Essa moça diz tudo sem dizer nada! E tem razão. Os EUA têm problemas mais urgentes do que adotar medidas contrárias aos interesses dos seus produtores-eleitores, vêm tentando desacelerar o crescimento sem provocar choques e vão continuar nesse jogo. Mas por quê? Aqui a resposta é chocante. E não vem de Washington, mas da bela e sedutora Paris. Vamos aos fatos obtidos em nossas fontes de Bruxelas.
FRANÇA DIZ NÃO E NÃO
Enquanto desavisados como o chanceler Celso Amorim insistem em olhar para os EUA esperando um sinal de que estariam dispostos a fazer concessões na Rodada Doha da OMC, quem de fato promete causar sérios danos ao processo está em Paris.
Nesta semana, a ministra de Comércio da França, Christine Lagarde, deu pauladas por todos os lados. Afirmou que dificilmente um entendimento será atingido em Genebra promovendo um amplo acesso aos mercados dos países ricos para os produtos agrícolas do sul.
Há poucos dias, Lagarde viajou até Bruxelas para falar com o comissário de Comércio da Europa, Peter Mandelson. Suas afirmações a ele foram cristalinas. A França não aceitará os níveis de cortes de tarifas de importação pedidos pelo Brasil e outros emergentes nem fará concessão antes de saber até que ponto os EUA reduzirão seus subsídios.
Quanto à informação do Financial Times de que a Europa estaria disposta a cortar 54% de suas tarifas, madame Lagarde esbravejou: “São elucubrações.” “Ce sont des chiffres abracadabrantesques” (em tradução livre, são números mágicos, fantasiosos).

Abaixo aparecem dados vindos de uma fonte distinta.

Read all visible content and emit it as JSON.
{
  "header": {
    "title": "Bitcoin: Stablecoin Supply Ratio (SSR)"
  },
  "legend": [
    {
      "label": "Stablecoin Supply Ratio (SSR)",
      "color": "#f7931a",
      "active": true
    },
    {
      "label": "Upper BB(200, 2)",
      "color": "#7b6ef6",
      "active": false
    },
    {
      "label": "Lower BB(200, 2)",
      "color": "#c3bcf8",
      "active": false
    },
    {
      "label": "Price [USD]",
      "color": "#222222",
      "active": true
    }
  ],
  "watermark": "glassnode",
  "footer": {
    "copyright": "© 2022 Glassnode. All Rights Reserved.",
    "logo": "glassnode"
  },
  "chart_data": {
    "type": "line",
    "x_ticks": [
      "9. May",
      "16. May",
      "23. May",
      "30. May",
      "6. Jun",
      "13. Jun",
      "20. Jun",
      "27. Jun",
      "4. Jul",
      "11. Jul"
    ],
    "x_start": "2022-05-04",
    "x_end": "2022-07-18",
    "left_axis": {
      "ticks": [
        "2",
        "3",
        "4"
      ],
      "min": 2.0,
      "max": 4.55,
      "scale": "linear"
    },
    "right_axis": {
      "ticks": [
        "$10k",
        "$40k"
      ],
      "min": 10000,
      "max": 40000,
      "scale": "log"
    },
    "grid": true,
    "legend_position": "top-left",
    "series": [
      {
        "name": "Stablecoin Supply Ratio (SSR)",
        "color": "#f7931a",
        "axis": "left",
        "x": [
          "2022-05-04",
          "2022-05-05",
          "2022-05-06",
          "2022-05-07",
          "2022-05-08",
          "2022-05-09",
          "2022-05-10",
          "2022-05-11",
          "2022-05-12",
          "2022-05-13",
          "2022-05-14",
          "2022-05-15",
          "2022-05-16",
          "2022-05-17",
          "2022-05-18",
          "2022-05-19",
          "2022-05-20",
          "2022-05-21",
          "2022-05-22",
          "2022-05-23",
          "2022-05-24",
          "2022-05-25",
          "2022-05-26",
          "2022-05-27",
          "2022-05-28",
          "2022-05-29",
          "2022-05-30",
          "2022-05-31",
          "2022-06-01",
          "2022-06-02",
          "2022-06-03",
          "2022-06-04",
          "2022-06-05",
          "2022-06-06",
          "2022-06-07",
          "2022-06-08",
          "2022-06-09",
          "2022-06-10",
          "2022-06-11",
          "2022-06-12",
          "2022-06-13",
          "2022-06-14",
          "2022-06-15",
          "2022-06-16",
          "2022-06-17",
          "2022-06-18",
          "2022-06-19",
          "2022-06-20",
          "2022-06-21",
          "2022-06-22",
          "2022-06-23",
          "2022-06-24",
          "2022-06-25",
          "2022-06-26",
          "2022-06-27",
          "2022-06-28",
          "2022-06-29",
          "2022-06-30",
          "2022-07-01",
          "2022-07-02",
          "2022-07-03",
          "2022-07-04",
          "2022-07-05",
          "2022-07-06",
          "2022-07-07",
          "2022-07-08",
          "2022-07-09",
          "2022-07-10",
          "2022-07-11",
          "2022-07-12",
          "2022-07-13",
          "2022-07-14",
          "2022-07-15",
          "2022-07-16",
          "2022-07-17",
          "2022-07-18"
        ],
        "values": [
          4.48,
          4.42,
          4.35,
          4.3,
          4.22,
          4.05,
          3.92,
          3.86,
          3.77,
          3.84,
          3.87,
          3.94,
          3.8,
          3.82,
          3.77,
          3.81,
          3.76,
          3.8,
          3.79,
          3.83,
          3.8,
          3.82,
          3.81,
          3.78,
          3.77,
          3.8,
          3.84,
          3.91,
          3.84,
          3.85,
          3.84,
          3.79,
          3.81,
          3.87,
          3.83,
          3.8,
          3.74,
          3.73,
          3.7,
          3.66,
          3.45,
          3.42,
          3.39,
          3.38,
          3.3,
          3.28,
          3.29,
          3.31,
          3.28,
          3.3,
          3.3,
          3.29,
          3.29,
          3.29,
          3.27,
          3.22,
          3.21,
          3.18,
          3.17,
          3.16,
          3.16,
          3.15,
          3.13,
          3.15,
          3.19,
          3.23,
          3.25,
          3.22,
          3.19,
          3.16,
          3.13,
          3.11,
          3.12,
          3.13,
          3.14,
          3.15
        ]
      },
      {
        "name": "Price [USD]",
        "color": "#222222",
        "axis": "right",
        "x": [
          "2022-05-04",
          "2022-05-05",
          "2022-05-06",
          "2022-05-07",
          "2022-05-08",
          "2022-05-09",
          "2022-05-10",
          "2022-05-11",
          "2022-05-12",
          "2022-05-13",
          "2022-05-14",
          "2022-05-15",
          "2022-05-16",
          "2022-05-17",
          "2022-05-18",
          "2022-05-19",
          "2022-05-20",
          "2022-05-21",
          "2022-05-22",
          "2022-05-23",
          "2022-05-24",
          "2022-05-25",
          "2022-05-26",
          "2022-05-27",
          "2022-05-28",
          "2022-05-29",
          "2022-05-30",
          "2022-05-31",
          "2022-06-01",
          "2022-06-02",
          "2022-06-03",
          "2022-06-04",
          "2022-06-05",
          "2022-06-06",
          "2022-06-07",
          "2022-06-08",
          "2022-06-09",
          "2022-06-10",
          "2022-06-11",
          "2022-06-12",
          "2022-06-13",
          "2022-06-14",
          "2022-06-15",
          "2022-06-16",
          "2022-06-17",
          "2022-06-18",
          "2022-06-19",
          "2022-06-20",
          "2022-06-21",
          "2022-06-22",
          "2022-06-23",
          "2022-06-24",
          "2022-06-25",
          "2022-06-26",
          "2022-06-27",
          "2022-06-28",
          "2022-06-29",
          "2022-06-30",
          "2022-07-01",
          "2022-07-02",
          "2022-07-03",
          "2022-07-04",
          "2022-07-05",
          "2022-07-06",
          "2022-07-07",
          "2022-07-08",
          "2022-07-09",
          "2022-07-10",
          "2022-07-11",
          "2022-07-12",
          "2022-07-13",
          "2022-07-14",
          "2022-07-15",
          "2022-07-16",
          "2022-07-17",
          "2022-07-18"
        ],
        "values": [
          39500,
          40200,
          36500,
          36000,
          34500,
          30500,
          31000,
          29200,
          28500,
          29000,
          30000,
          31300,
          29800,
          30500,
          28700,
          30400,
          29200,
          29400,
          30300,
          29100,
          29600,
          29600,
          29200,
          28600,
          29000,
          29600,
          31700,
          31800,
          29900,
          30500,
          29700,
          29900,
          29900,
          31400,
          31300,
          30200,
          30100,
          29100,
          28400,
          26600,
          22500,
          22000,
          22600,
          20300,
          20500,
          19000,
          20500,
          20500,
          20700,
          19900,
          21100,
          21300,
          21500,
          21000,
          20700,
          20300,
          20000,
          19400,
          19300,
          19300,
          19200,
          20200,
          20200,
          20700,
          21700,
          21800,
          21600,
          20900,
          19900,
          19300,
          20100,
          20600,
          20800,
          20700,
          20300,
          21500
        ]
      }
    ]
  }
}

A menos de cinco meses da eleição presidencial, a França confirma que o setor agrícola é importante demais nas urnas para fazer barganhas. Os candidatos estão prudentes ao falar sobre reforma do sistema de subsídios ou eventuais aberturas, agrícolas ou não. O único sinal dado pela França, e assim mesmo vago, é de um provável corte máximo de tarifas que chegue a 39%, algo considerado como inaceitável pelo Brasil.
A FRANÇA VAI BLOQUEAR
O que mais espantou os assessores de Mandelson é que Lagarde não hesitou em afirmar ao comissário que a França não pensaria duas vezes em vetar um acordo na OMC.
Cinicamente, a União Européia (UE) anunciou nesta semana que estava se aliando ao Canadá, Brasil, à Austrália e Argentina na disputa na OMC contra os subsídios americanos ao milho. Segundo a UE, as práticas americanas “distorcem o comércio internacional...” Só o deles? Ora, ora, madame, a senhora acha que, por sermos menos desenvolvidos, somos burros?
ACORDO A PREÇO INACEITÁVEL
Para completar, os europeus reuniram-se nesta semana com diplomatas de países emergentes e avisaram que vão cobrar caro caso o capítulo agrícola seja solucionado nas negociações dos próximos meses. Eles querem um corte de 65% nas tarifas de importação de bens industriais em países como Brasil, China e Índia. Um diplomata surpreendido pelo recado dos europeus confessou a este colunista: “Vai ser difícil.”
As conversas vão continuar. Mas só o Brasil finge que acredita num resultado positivo... Só nós e a imensa torcida do Corinthians (desculpe, leitor amigo, mas eu sou santista...).